Paul changed his mind, and decided to make the most of the remaining two days. After church, he promised the boys, we’ll leave for Vermont.
At the third verse of the final hymn, ‘Praise my soul the king of heaven,’ the adult choir stopped singing, permitting the congregation to hear the piping voices of the children’s choir:
Father-like he tends and spares us;
Well our feeble frame he knows;
In his hand he gently bears us,
Rescues us from all our foes.
Aiden’s clear treble could be heard soaring above the others. How his mother would have wept with joy to hear him! The anniversary of her death was only a week away, and Paul felt once more the weight of his own inadequacy to provide the maternal comfort and consolation both of her sons had lost forever.
After leaving St. Alban’s, the trio set off for Montreal, stopping for a late lunch at a Harvey’s on Jean-Talon, and arriving at the Port Kent ferry, waiting to be wafted across Lake Champlain to Burlington, before supper. As they were nearly an hour too early for the ferry, they passed the time kicking a soccer ball around on the apron of the jetty. An elderly couple in a superannuated Buick heavy with chrome worried they might lose the ball in the lake.
‘Don’t worry, ma’am,’ Kip smiled, ‘we won’t let that happen.’
‘What a polite little boy,’ said the lady to her husband.
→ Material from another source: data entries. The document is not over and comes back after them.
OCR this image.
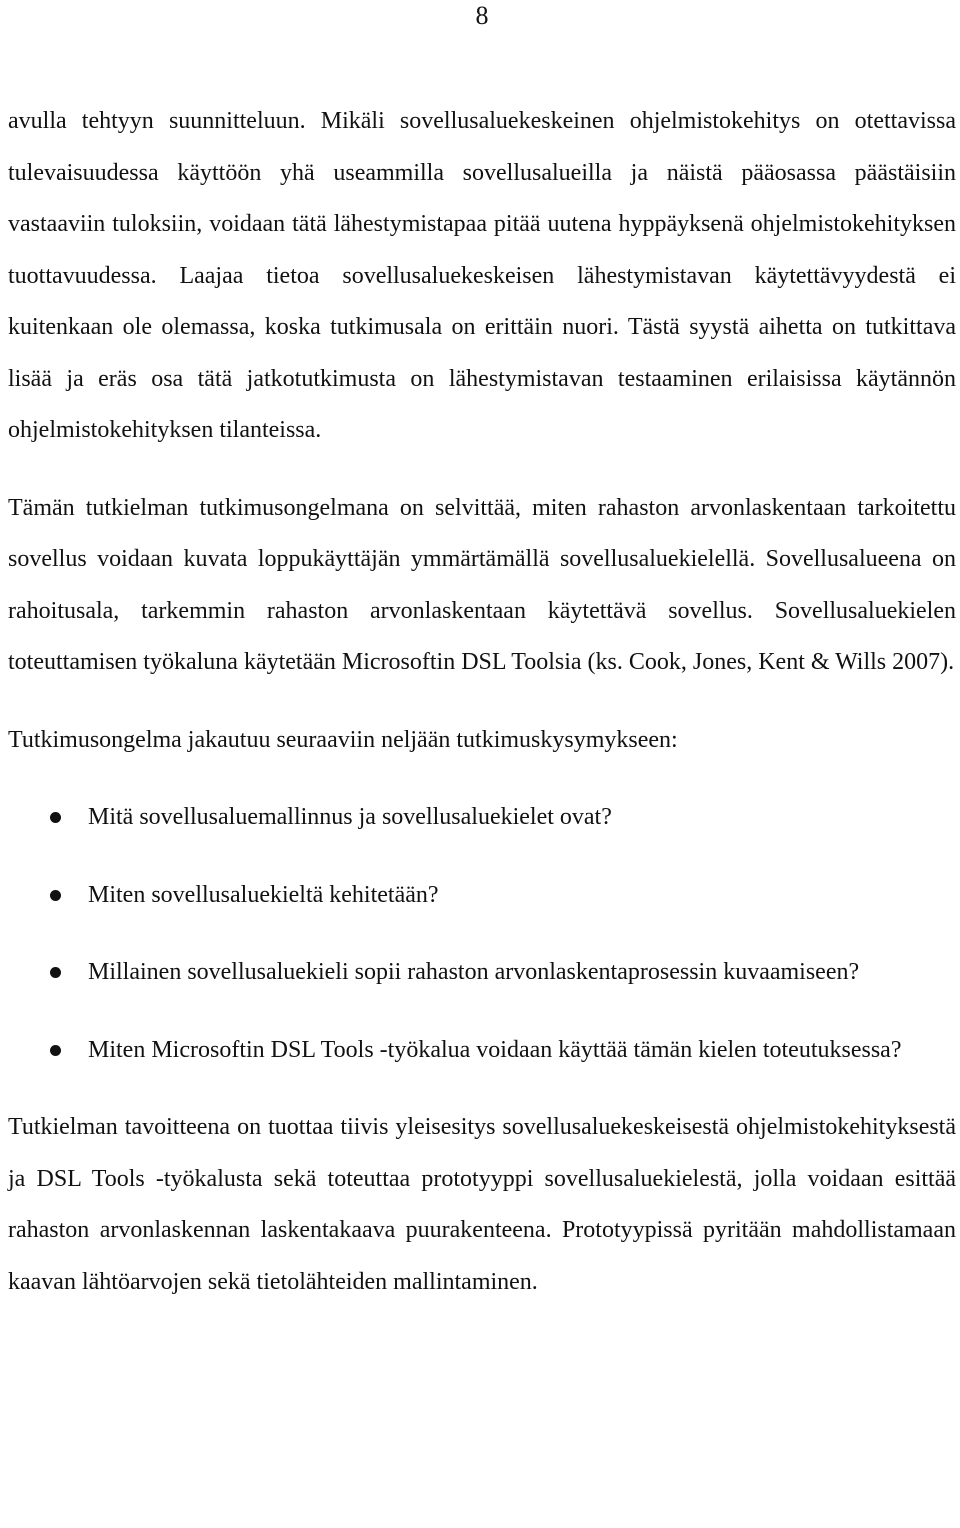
8

avulla tehtyyn suunnitteluun. Mikäli sovellusaluekeskeinen ohjelmistokehitys on otettavissa tulevaisuudessa käyttöön yhä useammilla sovellusalueilla ja näistä pääosassa päästäisiin vastaaviin tuloksiin, voidaan tätä lähestymistapaa pitää uutena hyppäyksenä ohjelmistokehityksen tuottavuudessa. Laajaa tietoa sovellusaluekeskeisen lähestymistavan käytettävyydestä ei kuitenkaan ole olemassa, koska tutkimusala on erittäin nuori. Tästä syystä aihetta on tutkittava lisää ja eräs osa tätä jatkotutkimusta on lähestymistavan testaaminen erilaisissa käytännön ohjelmistokehityksen tilanteissa.

Tämän tutkielman tutkimusongelmana on selvittää, miten rahaston arvonlaskentaan tarkoitettu sovellus voidaan kuvata loppukäyttäjän ymmärtämällä sovellusaluekielellä. Sovellusalueena on rahoitusala, tarkemmin rahaston arvonlaskentaan käytettävä sovellus. Sovellusaluekielen toteuttamisen työkaluna käytetään Microsoftin DSL Toolsia (ks. Cook, Jones, Kent & Wills 2007).

Tutkimusongelma jakautuu seuraaviin neljään tutkimuskysymykseen:

Mitä sovellusaluemallinnus ja sovellusaluekielet ovat?
Miten sovellusaluekieltä kehitetään?
Millainen sovellusaluekieli sopii rahaston arvonlaskentaprosessin kuvaamiseen?
Miten Microsoftin DSL Tools -työkalua voidaan käyttää tämän kielen toteutuksessa?

Tutkielman tavoitteena on tuottaa tiivis yleisesitys sovellusaluekeskeisestä ohjelmistokehityksestä ja DSL Tools -työkalusta sekä toteuttaa prototyyppi sovellusaluekielestä, jolla voidaan esittää rahaston arvonlaskennan laskentakaava puurakenteena. Prototyypissä pyritään mahdollistamaan kaavan lähtöarvojen sekä tietolähteiden mallintaminen.
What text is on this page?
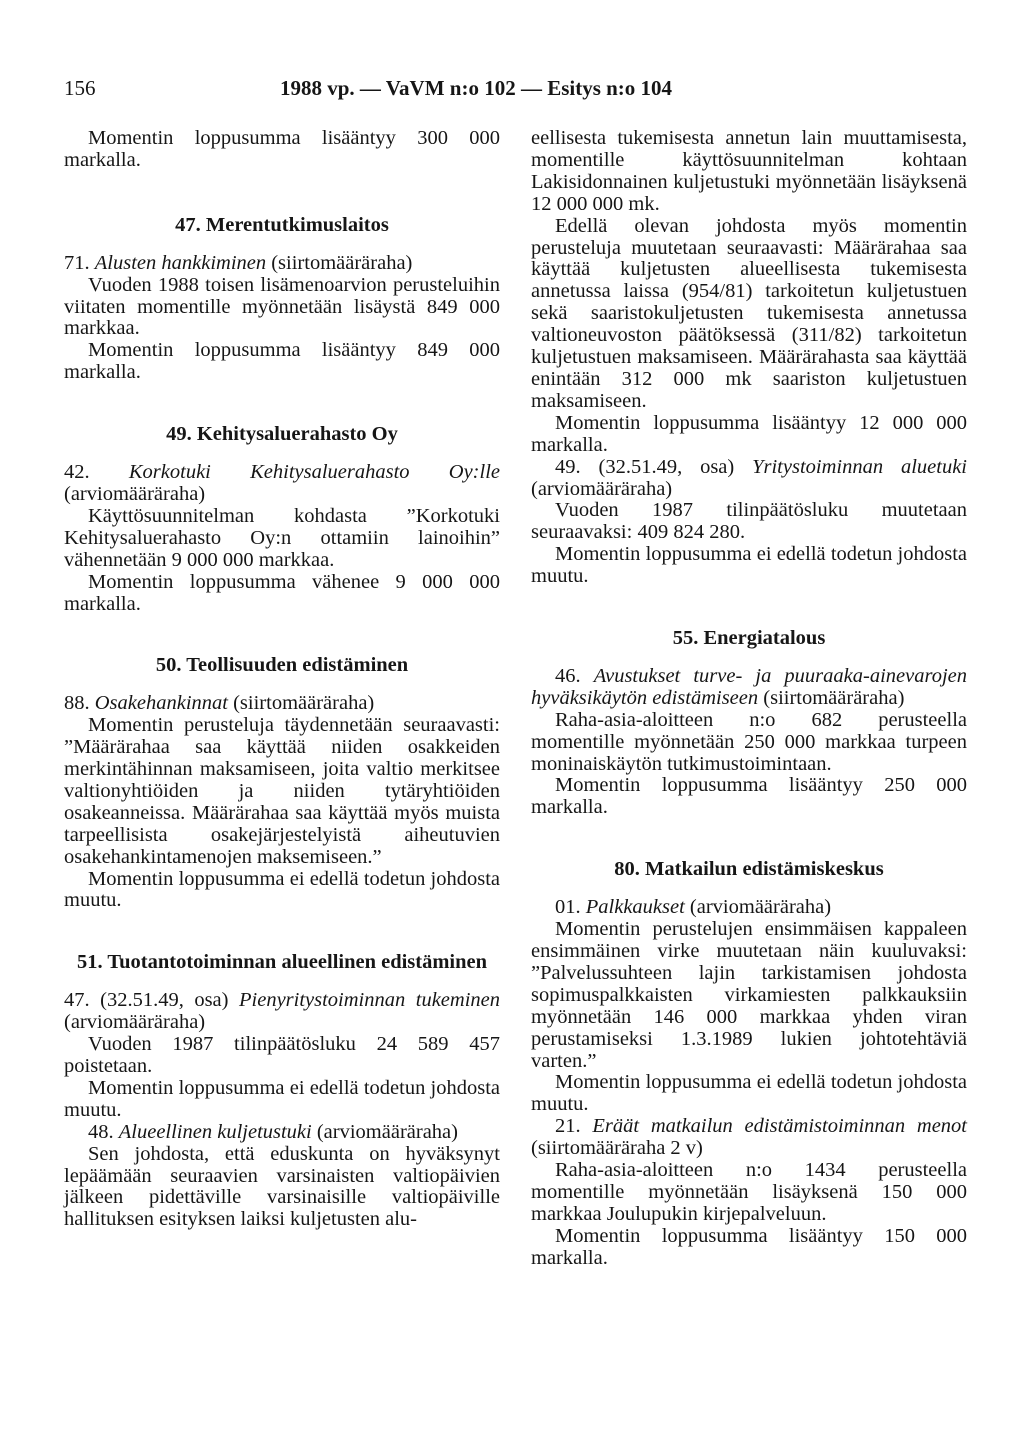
156	1988 vp. — VaVM n:o 102 — Esitys n:o 104

Momentin loppusumma lisääntyy 300 000 markalla.

47. Merentutkimuslaitos

71. Alusten hankkiminen (siirtomääräraha)

Vuoden 1988 toisen lisämenoarvion perusteluihin viitaten momentille myönnetään lisäystä 849 000 markkaa.

Momentin loppusumma lisääntyy 849 000 markalla.

49. Kehitysaluerahasto Oy

42. Korkotuki Kehitysaluerahasto Oy:lle (arviomääräraha)

Käyttösuunnitelman kohdasta ”Korkotuki Kehitysaluerahasto Oy:n ottamiin lainoihin” vähennetään 9 000 000 markkaa.

Momentin loppusumma vähenee 9 000 000 markalla.

50. Teollisuuden edistäminen

88. Osakehankinnat (siirtomääräraha)

Momentin perusteluja täydennetään seuraavasti: ”Määrärahaa saa käyttää niiden osakkeiden merkintähinnan maksamiseen, joita valtio merkitsee valtionyhtiöiden ja niiden tytäryhtiöiden osakeanneissa. Määrärahaa saa käyttää myös muista tarpeellisista osakejärjestelyistä aiheutuvien osakehankintamenojen maksemiseen.”

Momentin loppusumma ei edellä todetun johdosta muutu.

51. Tuotantotoiminnan alueellinen edistäminen

47. (32.51.49, osa) Pienyritystoiminnan tukeminen (arviomääräraha)

Vuoden 1987 tilinpäätösluku 24 589 457 poistetaan.

Momentin loppusumma ei edellä todetun johdosta muutu.

48. Alueellinen kuljetustuki (arviomääräraha)

Sen johdosta, että eduskunta on hyväksynyt lepäämään seuraavien varsinaisten valtiopäivien jälkeen pidettäville varsinaisille valtiopäiville hallituksen esityksen laiksi kuljetusten alu-

eellisesta tukemisesta annetun lain muuttamisesta, momentille käyttösuunnitelman kohtaan Lakisidonnainen kuljetustuki myönnetään lisäyksenä 12 000 000 mk.

Edellä olevan johdosta myös momentin perusteluja muutetaan seuraavasti: Määrärahaa saa käyttää kuljetusten alueellisesta tukemisesta annetussa laissa (954/81) tarkoitetun kuljetustuen sekä saaristokuljetusten tukemisesta annetussa valtioneuvoston päätöksessä (311/82) tarkoitetun kuljetustuen maksamiseen. Määrärahasta saa käyttää enintään 312 000 mk saariston kuljetustuen maksamiseen.

Momentin loppusumma lisääntyy 12 000 000 markalla.

49. (32.51.49, osa) Yritystoiminnan aluetuki (arviomääräraha)

Vuoden 1987 tilinpäätösluku muutetaan seuraavaksi: 409 824 280.

Momentin loppusumma ei edellä todetun johdosta muutu.

55. Energiatalous

46. Avustukset turve- ja puuraaka-ainevarojen hyväksikäytön edistämiseen (siirtomääräraha)

Raha-asia-aloitteen n:o 682 perusteella momentille myönnetään 250 000 markkaa turpeen moninaiskäytön tutkimustoimintaan.

Momentin loppusumma lisääntyy 250 000 markalla.

80. Matkailun edistämiskeskus

01. Palkkaukset (arviomääräraha)

Momentin perustelujen ensimmäisen kappaleen ensimmäinen virke muutetaan näin kuuluvaksi: ”Palvelussuhteen lajin tarkistamisen johdosta sopimuspalkkaisten virkamiesten palkkauksiin myönnetään 146 000 markkaa yhden viran perustamiseksi 1.3.1989 lukien johtotehtäviä varten.”

Momentin loppusumma ei edellä todetun johdosta muutu.

21. Eräät matkailun edistämistoiminnan menot (siirtomääräraha 2 v)

Raha-asia-aloitteen n:o 1434 perusteella momentille myönnetään lisäyksenä 150 000 markkaa Joulupukin kirjepalveluun.

Momentin loppusumma lisääntyy 150 000 markalla.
Once on board, the boys wandered off to explore, while Paul stood beside the car at one end of the Janus-prowed ferry, watching its bow furrow the still waters of the lake as the farther shore drew nearer. Above the throb of the engines, he could hear desultory snatches of conversation from a family of well-heeled New Yorkers gathered around a gleaming Mercedes-Benz at the front of the queue of cars, with a blonde mother at the wheel in flashy Oakley sunglasses. Father, fit and trim, and planted four-square by the chain, was speaking to son and daughter-in-law about real estate, with the easy assurance that experience and affluence confer upon the fortunate, the arms of a white tennis sweater loose around his neck, his arms on the shoulders of a grandchild. It was not the banal subject of their talk that depressed Paul, but their comfortable air of familial intimacy. His family was irretrievably shattered by Samantha’s death. A suffocating melancholy arose from within, bringing a clutching despair to his throat. He felt once again that crippling sense that he could not manage on his own. Instinctively he turned to look for the boys, and saw them at the railings on the half-deck above. Kip, self-contained as always, had been watching him below, and gave a shy, reassuring wave, as did Aiden beside him. Paul returned a sheepish acknowledgement in relief.
On the short drive to the hotel, Paul was more aware than usual of the empty seat beside him. Their new car had been bought for what would prove to be their last family trip together.
‘To the south and the sun!’ Sam had said at the outset of that summer’s drive to the sea islands off the Georgia coast, but the passenger seat had sat empty and silent since. Every day Paul noticed its newness contrast with the wear on the driver’s seat. Unless one of them was accompanying him on some errand, the boys preferred their own company in the back seat, as if, as a family, the front seat was still Mummy’s place.